Sen. Hwang said MEWAs, or multiple employer welfare arrangements (more commonly known as “Association Health Plans”), are a method by which small businesses with 50 or fewer employees who otherwise would only be able to access the small group market can band together under the umbrella of a trade association such as CBIA, the Credit Union League, the Association of REALTORS.
“This is a common sense and effective solution to make health insurance more affordable and accessible for our small businesses,” Sen. Hwang said. “But currently, Connecticut law does not permit this practice. We need to change the law if we are going to help fix this broken system which negatively impacts our businesses’ ability to recruit and retain valued workers.”
By current state statute, only municipalities are able to block together to access health plans collectively. Sen. Hwang said a change to the law will help small businesses to use their aggregate size and purchasing power to access more affordable health insurance for their employees.
Recent efforts by some legislative Democrats in the Connecticut General Assembly to expand the state-run municipal Partnership Plan to small businesses (the so-called “public option”) attempted to address the same issue, except with the taxpayers of Connecticut as a backstop for any losses suffered by the plan.

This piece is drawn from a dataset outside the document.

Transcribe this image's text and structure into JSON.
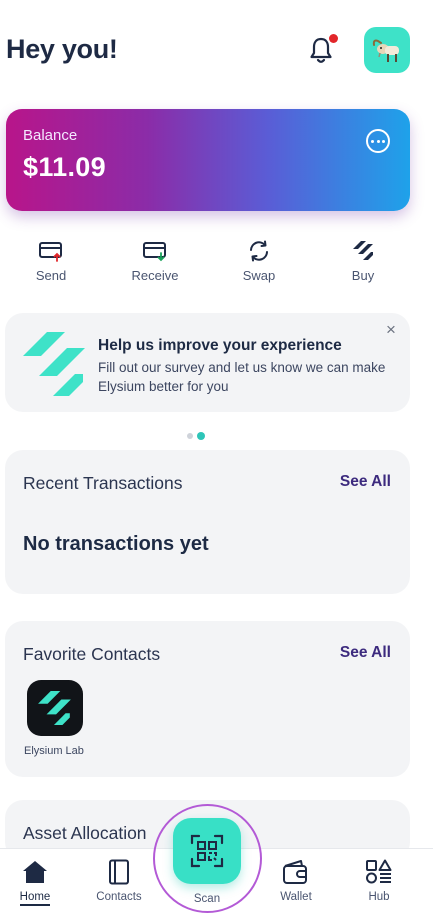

“Under this alternative solution, Connecticut taxpayers are not on the hook,” Sen. Hwang said. “No public dollars are involved. This solution will maintain the quality assurance of health care, but unlike government programs, this will be administered by professional health insurance companies. We think this idea can garner bipartisan support. I intend to make local chambers of commerce and similar entities aware of this proposal in the weeks ahead. It really is a positive story to tell.”
The proposal would:
- allow associations of a certain membership size and duration of existence to pool together to jointly purchase large group health insurance plans directly from a carrier.
- allow associations of larger membership size (and subject to certain rules and restrictions) to pool together to create a trust that would fund a self-insured plan for the association’s members, run by a Third Party Administrator.
- as proposed, these plans would offer high-quality insurance that are subject to the same state and federal rules, regulations, and coverage mandates that exist in the current fully-insured market.
Virginia passed a similar version of the proposal into law last year.